Charlie McAvoy had a goal and an assist to help the Boston Bruins stave off elimination with a 2-1 win against the Florida Panthers in Game 5 of an Eastern Conference semifinal series on Tuesday night in Sunrise, Fla.
The Panthers still lead the best-of-seven series 3-2 heading into Game 6 on Friday night in Boston.
Morgan Geekie also scored and Jeremy Swayman made 28 saves for the Bruins, who have never overturned a 3-1 series deficit in a best-of-seven set in 25 previous attempts.
“We made really good decisions with the puck tonight in the first period, which led to quality scoring chances,” Boston coach Jim Montgomery said. “Tonight was our best game of the series.”
Sam Reinhart scored and Sergei Bobrovsky made 26 saves for the Panthers, who had won three in a row to take command of the series.
Geekie gave the Bruins a 1-0 lead at 4:49 of the first period with his fourth goal of the playoffs.
Jake DeBrusk retrieved the puck behind the Florida net and passed it to Geekie driving toward the crease.
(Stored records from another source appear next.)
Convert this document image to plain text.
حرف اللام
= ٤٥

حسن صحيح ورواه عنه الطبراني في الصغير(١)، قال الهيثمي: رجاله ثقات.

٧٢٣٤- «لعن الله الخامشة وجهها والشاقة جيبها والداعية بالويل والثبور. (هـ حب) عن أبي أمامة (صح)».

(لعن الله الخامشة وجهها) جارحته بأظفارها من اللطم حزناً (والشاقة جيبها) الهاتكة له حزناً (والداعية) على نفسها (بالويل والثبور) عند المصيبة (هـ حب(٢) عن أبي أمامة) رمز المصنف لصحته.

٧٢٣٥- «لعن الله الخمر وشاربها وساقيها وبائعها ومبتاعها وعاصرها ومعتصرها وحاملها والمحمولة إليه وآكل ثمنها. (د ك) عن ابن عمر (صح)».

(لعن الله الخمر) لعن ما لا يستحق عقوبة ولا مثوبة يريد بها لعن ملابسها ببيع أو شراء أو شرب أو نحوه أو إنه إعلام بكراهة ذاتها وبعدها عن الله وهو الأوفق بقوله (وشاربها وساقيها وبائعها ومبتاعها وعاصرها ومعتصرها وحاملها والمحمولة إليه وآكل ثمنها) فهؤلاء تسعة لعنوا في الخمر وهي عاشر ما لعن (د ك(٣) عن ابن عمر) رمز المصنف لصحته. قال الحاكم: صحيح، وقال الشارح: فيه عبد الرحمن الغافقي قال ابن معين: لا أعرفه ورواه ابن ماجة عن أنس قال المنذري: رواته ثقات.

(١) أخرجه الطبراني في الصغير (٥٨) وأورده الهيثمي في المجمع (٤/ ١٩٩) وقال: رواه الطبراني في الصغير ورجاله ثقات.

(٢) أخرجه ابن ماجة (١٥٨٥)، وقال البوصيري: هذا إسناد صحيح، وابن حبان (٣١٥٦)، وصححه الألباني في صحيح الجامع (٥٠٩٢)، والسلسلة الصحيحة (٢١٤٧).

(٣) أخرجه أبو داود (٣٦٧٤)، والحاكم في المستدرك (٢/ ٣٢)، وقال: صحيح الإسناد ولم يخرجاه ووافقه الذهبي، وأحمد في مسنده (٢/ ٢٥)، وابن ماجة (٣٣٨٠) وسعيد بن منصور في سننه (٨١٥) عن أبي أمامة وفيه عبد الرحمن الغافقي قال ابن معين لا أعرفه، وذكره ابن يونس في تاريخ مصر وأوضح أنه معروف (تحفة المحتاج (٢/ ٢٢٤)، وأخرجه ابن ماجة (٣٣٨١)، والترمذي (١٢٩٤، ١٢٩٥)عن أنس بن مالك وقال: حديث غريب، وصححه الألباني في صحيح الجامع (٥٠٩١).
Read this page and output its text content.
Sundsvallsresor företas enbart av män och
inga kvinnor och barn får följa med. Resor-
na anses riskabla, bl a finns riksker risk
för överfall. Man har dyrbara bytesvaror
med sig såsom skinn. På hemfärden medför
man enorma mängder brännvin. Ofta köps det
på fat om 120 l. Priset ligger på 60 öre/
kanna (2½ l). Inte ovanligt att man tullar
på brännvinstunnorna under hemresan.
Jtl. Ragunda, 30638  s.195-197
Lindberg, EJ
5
Bobrovsky came off the goal line to attempt a save, but Geekie pulled the puck to his backhand and slid it into the net.
“They started well,” Panthers captain Aleksander Barkov said of the Bruins. “They came out of the gate really hard and got going right away. … We still had a lot of time to play better.”
The Panthers were getting outshot 17-8 when Florida coach Paul Maurice gave his team a spirited pep talk during a timeout early in the second period.
“I thought they needed some profanity in their life, and I brought some,” Maurice said of his comments during the timeout.
Barkov won the ensuing faceoff, and the Panthers kept the puck in the Boston zone before Aaron Ekblad took a shot from the right point that hit Reinhart in the slot.
Swayman tried to poke the puck through the middle, but it went back to Reinhart, who banked his shot off the post and into the net to tie it 1-1 at 6:23.
McAvoy moved Boston back ahead, 2-1, at 10:25 of the second.
Trent Frederic entered the Florida zone off a rush and passed the puck back to Charlie Coyle, who dropped it for McAvoy. The Boston defenseman had room to skate between the hashmarks and score with a wrist shot.
Boston forward Danton Heinen made contact with Bobrovsky just before McAvoy’s goal, prompting the Panthers to challenge for goaltender interference, but the goal was upheld after a video review.
Bobrovsky kept it a one-goal deficit when he turned away DeBrusk on a breakaway with 5:35 left in the second period. He also stopped Pavel Zacha on a short-handed breakaway at 2:13 of the third.
Boston played its second straight game without team captain Brad Marchand, who was injured late in Game 3 on a hit to the head by the Panthers’ Sam Bennett. Marchand (three goals, seven assists) is tied with DeBrusk (five goals, five assists) for the Bruins’ lead in points during the postseason.
Montgomery said postgame that Marchand is day-to-day.
Maurice added, “There will be 60 cameras at morning skate to see if Brad Marchand takes a sip of water.”